Al-Sudani: »Internationale Gemeinschaft hat geschwiegen«
Bei dem Treffen sagte al-Sudani laut russischer Übersetzung, dass die Eskalation im Nahen Osten zur Auslöschung des Gazastreifens führen werde. Israel hat angekündigt, die radikalislamische Hamas in Gaza zu vernichten.
»Es gibt jetzt eine schwierige und gefährliche Entwicklung der Ereignisse in Palästina«, sagte al-Sudani. »Das ist das natürliche Ergebnis dessen, dass Israel immer wieder die Rechte der Palästinenser verletzt hat. Die internationale Gemeinschaft hat geschwiegen, konnte nicht ihre Verpflichtungen im Rahmen der international anerkannten Resolutionen erfüllen.«
Die russische Führung unterhält Kontakte zu beiden Konfliktseiten und hatte Unterstützung bei der Lösung des Konflikts angeboten. Am Abend berichtete der Kreml zudem von einem Telefonat Putins mit dem türkischen Präsidenten Recep Tayyip Erdogan, bei dem sich beide für eine baldige Waffenruhe im Nahen Osten ausgesprochen hätten.
Abbas in Moskau erwartet
Russland erwartet auch einen Besuch des Präsidenten Autonomiebehörde im Westjordanland, Mahmud Abbas, in Moskau. Die Visite sei schon länger geplant gewesen, über die diplomatischen Kanäle müsse nun das genaue Datum festgelegt werden, sagte Kremlsprecher Dmitri Peskow der russischen Nachrichtenagentur Interfax zufolge. Zuvor hatte der palästinensische Botschafter in Moskau russische Medien über den Besuch informiert.

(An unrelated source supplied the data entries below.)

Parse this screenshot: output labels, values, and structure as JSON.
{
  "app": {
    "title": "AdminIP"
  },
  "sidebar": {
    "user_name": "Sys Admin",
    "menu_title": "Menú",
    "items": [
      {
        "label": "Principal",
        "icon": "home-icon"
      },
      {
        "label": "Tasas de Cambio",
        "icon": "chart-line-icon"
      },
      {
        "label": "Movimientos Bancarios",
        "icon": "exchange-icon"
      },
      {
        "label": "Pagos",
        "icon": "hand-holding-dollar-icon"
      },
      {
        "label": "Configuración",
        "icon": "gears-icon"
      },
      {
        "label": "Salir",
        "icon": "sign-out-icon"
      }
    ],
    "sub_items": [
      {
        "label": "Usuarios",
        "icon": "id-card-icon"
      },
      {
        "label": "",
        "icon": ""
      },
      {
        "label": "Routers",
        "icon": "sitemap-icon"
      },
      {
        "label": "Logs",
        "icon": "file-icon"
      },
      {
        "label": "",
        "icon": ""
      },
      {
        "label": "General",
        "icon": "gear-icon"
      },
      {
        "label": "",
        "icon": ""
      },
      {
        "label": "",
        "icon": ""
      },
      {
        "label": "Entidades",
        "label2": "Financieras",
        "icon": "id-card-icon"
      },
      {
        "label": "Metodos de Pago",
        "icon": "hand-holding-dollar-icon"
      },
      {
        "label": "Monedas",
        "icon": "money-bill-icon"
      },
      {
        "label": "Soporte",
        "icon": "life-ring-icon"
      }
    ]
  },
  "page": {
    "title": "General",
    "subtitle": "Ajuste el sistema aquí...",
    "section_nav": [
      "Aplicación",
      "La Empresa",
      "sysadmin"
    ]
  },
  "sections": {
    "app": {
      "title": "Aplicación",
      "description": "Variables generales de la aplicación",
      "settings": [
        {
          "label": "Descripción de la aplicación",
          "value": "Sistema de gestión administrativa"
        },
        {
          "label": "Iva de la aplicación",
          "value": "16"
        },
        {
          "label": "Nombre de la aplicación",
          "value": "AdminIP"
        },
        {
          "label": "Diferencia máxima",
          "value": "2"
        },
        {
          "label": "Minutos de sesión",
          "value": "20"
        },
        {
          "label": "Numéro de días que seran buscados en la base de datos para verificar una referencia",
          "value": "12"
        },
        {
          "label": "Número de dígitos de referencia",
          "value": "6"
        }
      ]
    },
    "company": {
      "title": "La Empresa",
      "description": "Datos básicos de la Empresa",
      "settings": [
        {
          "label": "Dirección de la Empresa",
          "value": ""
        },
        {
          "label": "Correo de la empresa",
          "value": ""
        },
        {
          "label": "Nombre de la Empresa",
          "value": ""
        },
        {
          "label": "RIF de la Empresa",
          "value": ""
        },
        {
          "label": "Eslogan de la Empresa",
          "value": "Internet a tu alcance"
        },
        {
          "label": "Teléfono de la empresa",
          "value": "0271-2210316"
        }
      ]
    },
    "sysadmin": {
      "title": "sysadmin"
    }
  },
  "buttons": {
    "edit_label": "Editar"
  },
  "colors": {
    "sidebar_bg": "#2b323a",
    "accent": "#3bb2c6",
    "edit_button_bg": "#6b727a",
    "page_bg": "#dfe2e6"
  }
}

»Natürlich setzen wir den Kontakt mit den Palästinensern fort«, sagte Peskow. Die Verbindungen seien historisch und auf vielen Ebenen etabliert. Auch zu Israel gebe es Kontakte, Russland sei bereit, bei der Lösung des Konflikts zu helfen, betonte der Kremlsprecher. In Israel lebe eine große Zahl Russen, weshalb es die Verbindungen zu dem Staat gebe. Bilaterale Gespräche zwischen Vertretern Israels und der Abbas-Regierung beim Treffen in Moskau schloss der palästinensische Botschafter jedoch am Vortag kategorisch aus.
Palästinenserpräsident Abbas leitet die Fatah-Fraktion innerhalb der Palästinensischen Befreiungsorganisation (PLO). Zuletzt bezeichnete er Israels Regierung bei der UN-Generaldebatte in September als »rassistisch«. Im Gazastreifen gilt der Einfluss der Fatah unter Abbas als gering, seit die radikalislamische Hamas sie 2007 in blutigen Machtkämpfen aus der Region vertrieb.
Verbindungen zu Hamas
Russland hat nach Angaben des Außenministeriums in Moskau auch Kontakte zur Hamas, die von den USA, der EU und Israel als Terrororganisation eingestuft wird. So führte etwa der Nahost-Beauftragte des Kreml, Vizeaußenminister Michail Bogdanow, mehrfach in diesem Jahr Gespräche mit Hamas-Vertretern - am Telefon und bei persönlichen Begegnungen.
Hamas-Terroristen hatten Israel am Wochenende angegriffen und Hunderte Menschen getötet. Israel rief danach den Kriegszustand aus.